GST implementation textbook example of how not to implement it: Yashwant Sinha

On demonetisation, Sinha said no rich people suffered hardship and it was the poor who stood in the queue and lost their lives.

Published: 24th November 2017 12:09 AM  |   Last Updated: 24th November 2017 12:09 AM   |  A+A-

BJP leader Yashwant Sinha (File | PTI)

By PTI

PUNE: Without mincing words, senior BJP leader Yashwant Sinha today said the implementation of the Goods and Services Tax in India was a "textbook example" of how it should not be introduced.

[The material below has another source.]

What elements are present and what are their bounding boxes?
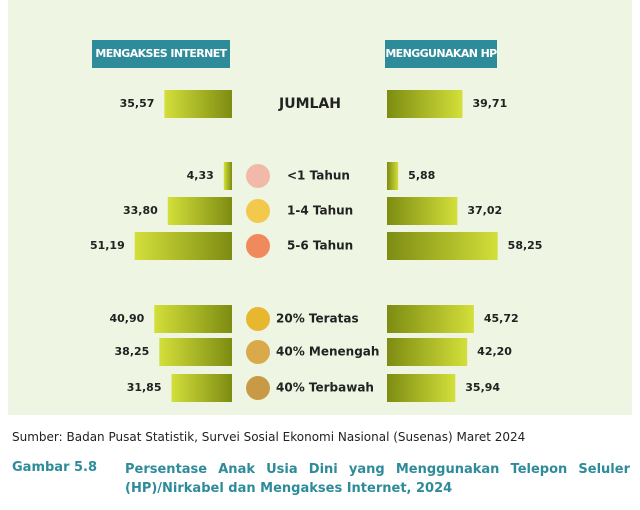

"The GST is the best indirect tax regime globally and there is no doubt about it and that is why it is adopted in most of the countries. But the way GST was implemented in India is a textbook example of how the tax reform should not be implemented anywhere," he said.

"It should be a case study at Harvard and other universities," the former finance minister said.

Sinha, who has targeted the Narendra Modi government on many occasions in the past, had been invited to deliver a lecture on the GST and demonetisation by a city-based organisation.

Incidentally, disgruntled BJP MP from Maharashtra, Nana Patole, too was present.

Sinha said the government is bringing some changes in the GST slabs, but these are "ad-hoc" measures. "All these ad-hoc measures are not enough," he said.

The government should urgently rope in economist Vijay Kelkar, the original architect of the GST in India, and make positive reforms in the GST to steer the economy out of trouble, Sinha said.

He said multiple tax slabs had resulted in "lobbying" for lower rates.

On demonetisation, Sinha said no rich people suffered hardship and it was the poor who stood in the queue and lost their lives.

"Factors like non-performing assets of banks and stalled projects are still making adverse impact on the economy," he said.

International prices of crude oil dropped in a big way since the present government came to power, but common people did not get its benefit, Sinha said.

Democracy in India is very deep-rooted. "If (Robert) Mugabe has to go, nobody is secure. The roots of democracy in India are so deep that no one can move them and if someone attempts to do so, he will be destroyed," he said.